The Ministry of Agriculture and Rural Development said that it will work with the Ministry of Industry and Trade and the Vietnam Food Association to draw solutions to resolve the current situation of rice consumption in the Mekong Delta. As for the autumn-winter rice crop, the ministry puts forward two solutions. In the first solution, Mekong Delta provinces will grow 750,000 hectares of rice, up 9,380 hectares over the same period last year, with estimated production at above 4 million tons of rice, an increase of 129,000 tons. In the second one, the area of rice will be adjusted to 700,000 hectares with expected production at more than 3.8 million tons, a decrease of 137,000 tons compared to last autumn-winter rice crop.
Between these two solutions, many provinces advocated the second one because of low efficiency and high risks. Especially the lesson from the autumn-winter rice crop last year when the flood came early, submerging thousands hectares of rice, causing losses to more than 2,000 hectares in the riverhead region. The ministry said that the autumn-winter rice crop should be produced in protected areas with completely built dyke system. The latest cultivation of rice must be from August 20 to 30 so as not to affect the winter-spring rice crop.

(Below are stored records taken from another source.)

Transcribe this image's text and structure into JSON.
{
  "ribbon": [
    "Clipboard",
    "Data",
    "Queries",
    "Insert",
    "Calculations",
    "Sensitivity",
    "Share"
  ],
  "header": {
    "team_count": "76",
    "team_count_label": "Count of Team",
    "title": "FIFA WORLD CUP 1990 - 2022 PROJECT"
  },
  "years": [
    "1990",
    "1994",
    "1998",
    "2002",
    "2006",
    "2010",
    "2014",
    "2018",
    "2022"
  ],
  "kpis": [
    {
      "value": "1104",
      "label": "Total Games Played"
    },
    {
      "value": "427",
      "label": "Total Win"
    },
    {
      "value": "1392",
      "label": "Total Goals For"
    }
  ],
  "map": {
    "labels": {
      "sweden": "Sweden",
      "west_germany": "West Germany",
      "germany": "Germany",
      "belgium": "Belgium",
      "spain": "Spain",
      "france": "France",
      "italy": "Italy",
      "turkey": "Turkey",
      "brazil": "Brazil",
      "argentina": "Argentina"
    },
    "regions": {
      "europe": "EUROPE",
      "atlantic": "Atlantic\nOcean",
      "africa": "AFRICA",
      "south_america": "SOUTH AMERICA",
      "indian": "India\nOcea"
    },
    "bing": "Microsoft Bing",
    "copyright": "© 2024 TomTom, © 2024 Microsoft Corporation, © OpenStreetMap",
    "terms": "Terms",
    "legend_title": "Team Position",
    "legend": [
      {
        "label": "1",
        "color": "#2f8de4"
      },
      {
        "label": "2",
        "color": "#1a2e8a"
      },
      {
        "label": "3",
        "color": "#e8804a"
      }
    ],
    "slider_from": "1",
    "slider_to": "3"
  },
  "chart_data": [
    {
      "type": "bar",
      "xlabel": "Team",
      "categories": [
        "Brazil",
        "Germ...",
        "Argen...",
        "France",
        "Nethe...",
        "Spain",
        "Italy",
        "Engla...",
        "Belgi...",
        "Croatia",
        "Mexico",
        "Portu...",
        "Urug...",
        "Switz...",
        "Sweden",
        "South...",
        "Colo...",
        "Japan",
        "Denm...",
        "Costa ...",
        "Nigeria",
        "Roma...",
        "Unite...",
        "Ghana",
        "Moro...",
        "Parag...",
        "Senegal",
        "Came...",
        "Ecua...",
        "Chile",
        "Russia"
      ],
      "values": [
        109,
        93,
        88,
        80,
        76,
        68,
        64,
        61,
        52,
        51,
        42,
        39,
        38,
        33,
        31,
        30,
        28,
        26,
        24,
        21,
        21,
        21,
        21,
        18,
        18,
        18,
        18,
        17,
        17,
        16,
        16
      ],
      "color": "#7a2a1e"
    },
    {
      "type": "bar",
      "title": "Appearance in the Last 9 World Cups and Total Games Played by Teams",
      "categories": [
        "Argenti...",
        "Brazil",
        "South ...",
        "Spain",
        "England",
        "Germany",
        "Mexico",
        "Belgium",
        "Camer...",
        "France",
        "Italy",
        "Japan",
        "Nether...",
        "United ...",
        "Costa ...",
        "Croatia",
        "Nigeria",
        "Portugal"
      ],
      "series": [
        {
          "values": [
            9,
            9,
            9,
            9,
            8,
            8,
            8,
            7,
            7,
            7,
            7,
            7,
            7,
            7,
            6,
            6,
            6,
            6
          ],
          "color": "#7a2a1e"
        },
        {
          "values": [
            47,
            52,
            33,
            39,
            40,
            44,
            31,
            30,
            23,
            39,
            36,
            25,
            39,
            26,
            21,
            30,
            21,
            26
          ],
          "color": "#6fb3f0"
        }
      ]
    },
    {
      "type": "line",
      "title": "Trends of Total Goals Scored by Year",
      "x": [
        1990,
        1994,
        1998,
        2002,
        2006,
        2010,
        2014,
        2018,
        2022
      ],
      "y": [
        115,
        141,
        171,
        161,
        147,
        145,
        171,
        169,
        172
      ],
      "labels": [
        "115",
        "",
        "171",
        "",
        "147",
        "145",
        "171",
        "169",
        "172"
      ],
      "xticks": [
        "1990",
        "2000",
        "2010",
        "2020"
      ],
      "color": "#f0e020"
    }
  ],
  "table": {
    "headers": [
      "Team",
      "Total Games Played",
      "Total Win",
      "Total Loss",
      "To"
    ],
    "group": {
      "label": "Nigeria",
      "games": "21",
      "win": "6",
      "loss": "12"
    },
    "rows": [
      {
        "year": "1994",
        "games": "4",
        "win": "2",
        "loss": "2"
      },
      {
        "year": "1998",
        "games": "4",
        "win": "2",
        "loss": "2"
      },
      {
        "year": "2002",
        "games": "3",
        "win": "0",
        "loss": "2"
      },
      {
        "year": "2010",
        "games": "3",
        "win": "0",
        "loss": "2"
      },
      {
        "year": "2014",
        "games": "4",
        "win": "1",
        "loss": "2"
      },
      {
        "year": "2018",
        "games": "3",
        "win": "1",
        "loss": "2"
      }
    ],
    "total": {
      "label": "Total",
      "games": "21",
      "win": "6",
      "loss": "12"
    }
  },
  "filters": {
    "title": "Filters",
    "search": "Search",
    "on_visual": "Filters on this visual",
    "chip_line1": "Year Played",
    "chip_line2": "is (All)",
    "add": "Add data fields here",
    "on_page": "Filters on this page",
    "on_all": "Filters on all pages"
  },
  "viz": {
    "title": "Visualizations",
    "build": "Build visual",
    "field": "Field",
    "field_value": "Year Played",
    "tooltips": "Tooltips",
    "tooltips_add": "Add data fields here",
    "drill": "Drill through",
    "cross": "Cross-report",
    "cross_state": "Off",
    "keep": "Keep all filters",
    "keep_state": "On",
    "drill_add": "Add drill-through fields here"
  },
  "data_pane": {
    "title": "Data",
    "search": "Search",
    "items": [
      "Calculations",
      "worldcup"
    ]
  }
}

Mr. Le Minh Thuan, vice chairman of the People’s Committee of An Phu District in An Giang Province, said that although it is forecasted that the possibility of flooding is low this year, the district warns farmers not to increase production in the autumn-winter rice crop. Last year, the district had an area of more than 7,400 hectares of autumn-winter rice. This year, the area is asked to reduce as much as possible due to low economic efficiency of rice. The district has ordered local agricultural department to give farmers technical support and help them to convert their paddy fields into land for vegetable cultivation and land for aquaculture during flood season in order to increase income for them.
In the summer-autumn rice crop, Mekong Delta provinces had converted more than 66,800 hectares of paddy fields into land for vegetable, fruit tree cultivation and aquaculture, yielding higher economic value than rice. At many places, farmers earned profits of VND80 million per hectare for growing corns, VND50 million per hectare for growing chilies, VND70 million per hectare for growing watermelons, and VND88 million per hectare for growing vegetables whereas they only earned a profit of about VND5.5 million per hectare for growing rice. Swapping crops is more effective than rice from 8 to 14.7 times. In addition, it also diversified farm produce, save water, improve soil and reduce pests and diseases.
However, it is difficult as irrigation system has not been synchronously invested. Some crops have weak competitiveness due to small scale production, difficulties in mechanization and high cost prices. In addition, policies to encourage farmers to swap crops have not been strong enough. Especially, it lacks of connection with enterprises to ensure consumption. Large-scale production has not been established so output has not been stable. These are shortcomings that need resolving for farmers to switch production effectively and sustainably.